Each of the four circumstances in paragraph 4(b) of the Policy, if found, would be an instance of “registration and use of a domain name in bad faith.”
A registration in bad faith occurs, inter alia, where the Respondent knew or should have known of the registration and use of the trademarks prior to registering the disputed domain name. This Panel finds, similarly to other UDRP panels, that the Complainant’s ZIPRECRUITER trademarks are well-known and have acquired worldwide recognition and reputation with regard to its services. It is therefore extremely unlikely that the Respondent was unaware of the Complainant’s ZIPRECRUITER trademarks at the time of registration of the disputed domain name. Such conclusion of bad faith is according to the Panel enhanced by the fact that the ZIPRECRUITER trademarks are highly distinctive.
The Panel also notes that the disputed domain name is a misspelling of the Complainant’s ZIPRECRUITER trademark, which indicates, in the circumstances of this case, that the Respondent registered and uses the disputed domain name with the intention to attract, for commercial gain, Internet users to the website by creating a likelihood of confusion with the trademarks of the Complainant as to the source, sponsorship, affiliation, or endorsement of its website or location or of a service on its website or location. This constitutes registration and use in bad faith pursuant to paragraph 4(b)(iv) of the Policy.
The allegation that the Respondent is using the disputed domain name to direct consumers to a parking website displaying commercial links to direct competitors of the Complainant is also indicative of bad faith conduct.

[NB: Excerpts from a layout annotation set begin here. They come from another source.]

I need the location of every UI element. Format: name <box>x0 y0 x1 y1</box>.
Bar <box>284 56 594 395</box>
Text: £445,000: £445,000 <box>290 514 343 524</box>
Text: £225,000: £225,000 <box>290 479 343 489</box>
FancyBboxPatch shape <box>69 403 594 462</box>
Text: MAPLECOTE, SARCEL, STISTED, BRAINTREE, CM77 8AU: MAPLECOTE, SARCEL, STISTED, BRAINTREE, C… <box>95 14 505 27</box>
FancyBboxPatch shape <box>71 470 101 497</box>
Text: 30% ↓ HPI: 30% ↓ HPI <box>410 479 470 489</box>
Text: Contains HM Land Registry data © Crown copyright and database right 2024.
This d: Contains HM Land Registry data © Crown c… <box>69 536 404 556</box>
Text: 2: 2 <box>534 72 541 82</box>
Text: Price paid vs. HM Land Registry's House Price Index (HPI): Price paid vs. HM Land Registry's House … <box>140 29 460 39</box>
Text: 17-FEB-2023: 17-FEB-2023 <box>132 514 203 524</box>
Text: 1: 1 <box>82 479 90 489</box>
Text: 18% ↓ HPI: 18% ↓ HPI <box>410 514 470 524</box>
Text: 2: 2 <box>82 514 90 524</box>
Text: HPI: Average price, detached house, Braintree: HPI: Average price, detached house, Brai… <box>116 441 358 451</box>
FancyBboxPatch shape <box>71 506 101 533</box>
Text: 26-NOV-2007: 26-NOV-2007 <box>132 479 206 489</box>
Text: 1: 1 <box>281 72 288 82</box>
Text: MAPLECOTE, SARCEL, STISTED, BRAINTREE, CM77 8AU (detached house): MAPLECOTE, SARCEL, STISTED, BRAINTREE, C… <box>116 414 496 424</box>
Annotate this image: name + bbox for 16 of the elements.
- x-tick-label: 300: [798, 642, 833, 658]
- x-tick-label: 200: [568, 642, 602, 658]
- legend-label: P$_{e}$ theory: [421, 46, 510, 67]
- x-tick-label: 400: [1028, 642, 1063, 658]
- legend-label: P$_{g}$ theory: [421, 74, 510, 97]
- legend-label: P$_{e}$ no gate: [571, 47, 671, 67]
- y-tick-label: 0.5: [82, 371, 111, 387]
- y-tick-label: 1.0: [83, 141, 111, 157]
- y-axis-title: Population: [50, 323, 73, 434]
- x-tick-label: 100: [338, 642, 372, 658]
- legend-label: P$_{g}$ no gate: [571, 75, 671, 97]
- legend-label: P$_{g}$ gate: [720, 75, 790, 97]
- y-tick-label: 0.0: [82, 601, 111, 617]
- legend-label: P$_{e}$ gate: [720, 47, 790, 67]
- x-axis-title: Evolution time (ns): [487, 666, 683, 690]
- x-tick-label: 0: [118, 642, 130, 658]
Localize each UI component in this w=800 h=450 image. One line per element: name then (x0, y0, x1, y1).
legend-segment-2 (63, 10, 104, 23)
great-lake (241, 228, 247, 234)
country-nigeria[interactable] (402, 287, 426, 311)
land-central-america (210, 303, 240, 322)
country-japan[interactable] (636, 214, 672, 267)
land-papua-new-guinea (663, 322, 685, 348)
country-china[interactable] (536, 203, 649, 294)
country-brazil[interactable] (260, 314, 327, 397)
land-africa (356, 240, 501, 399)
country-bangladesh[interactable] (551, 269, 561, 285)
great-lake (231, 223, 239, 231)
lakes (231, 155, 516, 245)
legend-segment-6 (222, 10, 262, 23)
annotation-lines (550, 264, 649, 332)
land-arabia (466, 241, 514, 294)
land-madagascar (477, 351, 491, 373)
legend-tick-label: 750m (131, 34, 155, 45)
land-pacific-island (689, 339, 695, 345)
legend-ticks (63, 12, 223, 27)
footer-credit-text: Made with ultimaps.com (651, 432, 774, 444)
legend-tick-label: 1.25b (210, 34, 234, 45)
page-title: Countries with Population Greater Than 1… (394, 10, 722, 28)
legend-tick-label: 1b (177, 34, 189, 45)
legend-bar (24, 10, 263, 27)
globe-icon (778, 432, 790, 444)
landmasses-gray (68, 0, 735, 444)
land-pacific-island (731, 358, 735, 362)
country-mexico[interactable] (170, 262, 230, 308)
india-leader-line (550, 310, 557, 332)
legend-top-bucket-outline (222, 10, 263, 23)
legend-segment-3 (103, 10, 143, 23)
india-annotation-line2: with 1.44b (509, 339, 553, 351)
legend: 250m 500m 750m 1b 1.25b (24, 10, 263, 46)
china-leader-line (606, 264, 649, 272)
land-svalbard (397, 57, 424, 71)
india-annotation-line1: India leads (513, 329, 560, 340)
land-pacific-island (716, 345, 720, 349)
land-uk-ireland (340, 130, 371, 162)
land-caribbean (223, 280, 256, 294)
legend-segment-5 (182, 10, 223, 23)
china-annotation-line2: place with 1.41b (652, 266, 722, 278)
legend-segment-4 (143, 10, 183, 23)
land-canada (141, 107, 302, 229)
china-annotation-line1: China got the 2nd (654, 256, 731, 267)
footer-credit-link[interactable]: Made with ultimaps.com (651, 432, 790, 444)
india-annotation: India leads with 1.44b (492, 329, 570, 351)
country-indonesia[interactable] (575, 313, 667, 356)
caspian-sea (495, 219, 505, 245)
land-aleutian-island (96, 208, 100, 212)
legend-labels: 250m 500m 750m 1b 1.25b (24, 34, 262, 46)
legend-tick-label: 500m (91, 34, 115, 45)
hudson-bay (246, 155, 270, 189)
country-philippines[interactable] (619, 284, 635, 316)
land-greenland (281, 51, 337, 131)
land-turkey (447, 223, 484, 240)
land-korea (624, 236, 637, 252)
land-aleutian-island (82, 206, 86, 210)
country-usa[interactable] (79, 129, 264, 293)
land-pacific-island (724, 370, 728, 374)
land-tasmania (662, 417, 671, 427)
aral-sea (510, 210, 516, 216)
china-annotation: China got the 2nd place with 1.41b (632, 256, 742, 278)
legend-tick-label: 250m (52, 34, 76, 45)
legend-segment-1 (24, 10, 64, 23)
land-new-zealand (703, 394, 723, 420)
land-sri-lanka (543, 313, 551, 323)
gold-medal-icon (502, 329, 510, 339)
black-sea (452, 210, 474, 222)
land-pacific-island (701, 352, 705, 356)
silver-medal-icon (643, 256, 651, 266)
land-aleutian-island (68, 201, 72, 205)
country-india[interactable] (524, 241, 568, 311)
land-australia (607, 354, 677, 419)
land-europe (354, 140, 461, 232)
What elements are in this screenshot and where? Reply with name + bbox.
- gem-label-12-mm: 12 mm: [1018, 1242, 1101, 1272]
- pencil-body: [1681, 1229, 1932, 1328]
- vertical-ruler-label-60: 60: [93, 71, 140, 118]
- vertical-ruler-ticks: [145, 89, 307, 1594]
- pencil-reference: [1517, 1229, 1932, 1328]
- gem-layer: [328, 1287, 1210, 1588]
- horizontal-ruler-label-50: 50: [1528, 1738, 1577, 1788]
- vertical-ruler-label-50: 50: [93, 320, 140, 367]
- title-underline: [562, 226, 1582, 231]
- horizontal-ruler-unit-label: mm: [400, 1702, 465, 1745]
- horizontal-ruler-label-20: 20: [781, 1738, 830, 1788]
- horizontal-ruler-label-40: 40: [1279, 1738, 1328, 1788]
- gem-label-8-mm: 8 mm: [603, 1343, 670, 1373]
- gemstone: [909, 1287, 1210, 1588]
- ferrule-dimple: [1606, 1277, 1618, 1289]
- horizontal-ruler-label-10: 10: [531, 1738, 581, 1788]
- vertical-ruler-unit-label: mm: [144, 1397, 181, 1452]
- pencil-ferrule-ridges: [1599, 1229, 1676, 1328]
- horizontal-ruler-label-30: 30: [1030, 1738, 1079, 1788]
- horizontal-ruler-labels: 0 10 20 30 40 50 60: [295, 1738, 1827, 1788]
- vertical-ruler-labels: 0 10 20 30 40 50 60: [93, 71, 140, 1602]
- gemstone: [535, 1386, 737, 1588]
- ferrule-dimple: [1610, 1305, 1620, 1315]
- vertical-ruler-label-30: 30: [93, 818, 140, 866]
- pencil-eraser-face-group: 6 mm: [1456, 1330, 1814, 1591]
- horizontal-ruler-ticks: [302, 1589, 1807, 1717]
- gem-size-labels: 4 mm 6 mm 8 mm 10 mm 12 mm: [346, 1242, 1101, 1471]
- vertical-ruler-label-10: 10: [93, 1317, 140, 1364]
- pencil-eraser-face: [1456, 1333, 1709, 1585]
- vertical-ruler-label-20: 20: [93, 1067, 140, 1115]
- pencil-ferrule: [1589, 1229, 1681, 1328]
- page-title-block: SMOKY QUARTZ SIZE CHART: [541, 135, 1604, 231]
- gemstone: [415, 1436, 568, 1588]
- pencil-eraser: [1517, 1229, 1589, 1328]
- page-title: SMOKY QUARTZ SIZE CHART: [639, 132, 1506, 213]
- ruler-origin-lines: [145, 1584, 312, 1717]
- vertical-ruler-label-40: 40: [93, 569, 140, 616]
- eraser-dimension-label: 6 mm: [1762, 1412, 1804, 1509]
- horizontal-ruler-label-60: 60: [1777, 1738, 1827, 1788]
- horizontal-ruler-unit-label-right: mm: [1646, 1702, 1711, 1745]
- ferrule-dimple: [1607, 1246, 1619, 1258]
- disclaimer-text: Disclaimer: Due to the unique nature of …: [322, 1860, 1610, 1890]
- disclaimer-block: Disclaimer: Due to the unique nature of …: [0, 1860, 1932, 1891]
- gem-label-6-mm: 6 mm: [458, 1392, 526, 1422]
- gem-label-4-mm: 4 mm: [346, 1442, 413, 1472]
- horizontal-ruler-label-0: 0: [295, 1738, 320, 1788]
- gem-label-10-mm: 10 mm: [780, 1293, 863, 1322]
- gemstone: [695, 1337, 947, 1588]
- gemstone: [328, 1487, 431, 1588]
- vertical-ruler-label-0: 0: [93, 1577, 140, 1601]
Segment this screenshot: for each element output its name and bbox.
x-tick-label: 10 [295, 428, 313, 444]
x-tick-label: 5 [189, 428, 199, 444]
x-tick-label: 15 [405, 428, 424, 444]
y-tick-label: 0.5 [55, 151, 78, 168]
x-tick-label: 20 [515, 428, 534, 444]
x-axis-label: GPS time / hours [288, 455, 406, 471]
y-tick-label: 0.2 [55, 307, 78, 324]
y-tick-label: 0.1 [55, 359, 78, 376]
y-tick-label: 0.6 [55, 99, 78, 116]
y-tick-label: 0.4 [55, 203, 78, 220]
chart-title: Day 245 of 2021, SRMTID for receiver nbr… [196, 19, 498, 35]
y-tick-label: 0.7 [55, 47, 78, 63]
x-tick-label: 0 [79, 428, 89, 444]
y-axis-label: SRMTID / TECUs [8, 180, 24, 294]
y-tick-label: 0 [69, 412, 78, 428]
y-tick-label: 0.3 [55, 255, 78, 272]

The Panel further finds that the use to which the disputed domain name has been put constitutes bad faith registration and use pursuant to paragraph 4(b)(iv) of the Policy.
Finally, the Respondent’s history of bad faith registration and use of domain names indicates also for the Panel that the disputed domain name has been registered in bad faith (see inter alia Government Employees Insurance Company (“GEICO”) v. Haimin Xu, WIPO Case No. D2018-2728).
In light of the above, this Panel finds that the disputed domain name was registered and is being used by the Respondent in bad faith under the Policy.
For the foregoing reasons, in accordance with paragraphs 4(i) of the Policy and 15 of the Rules, the Panel orders that the disputed domain name <ziprecruitr.com> be transferred to the Complainant.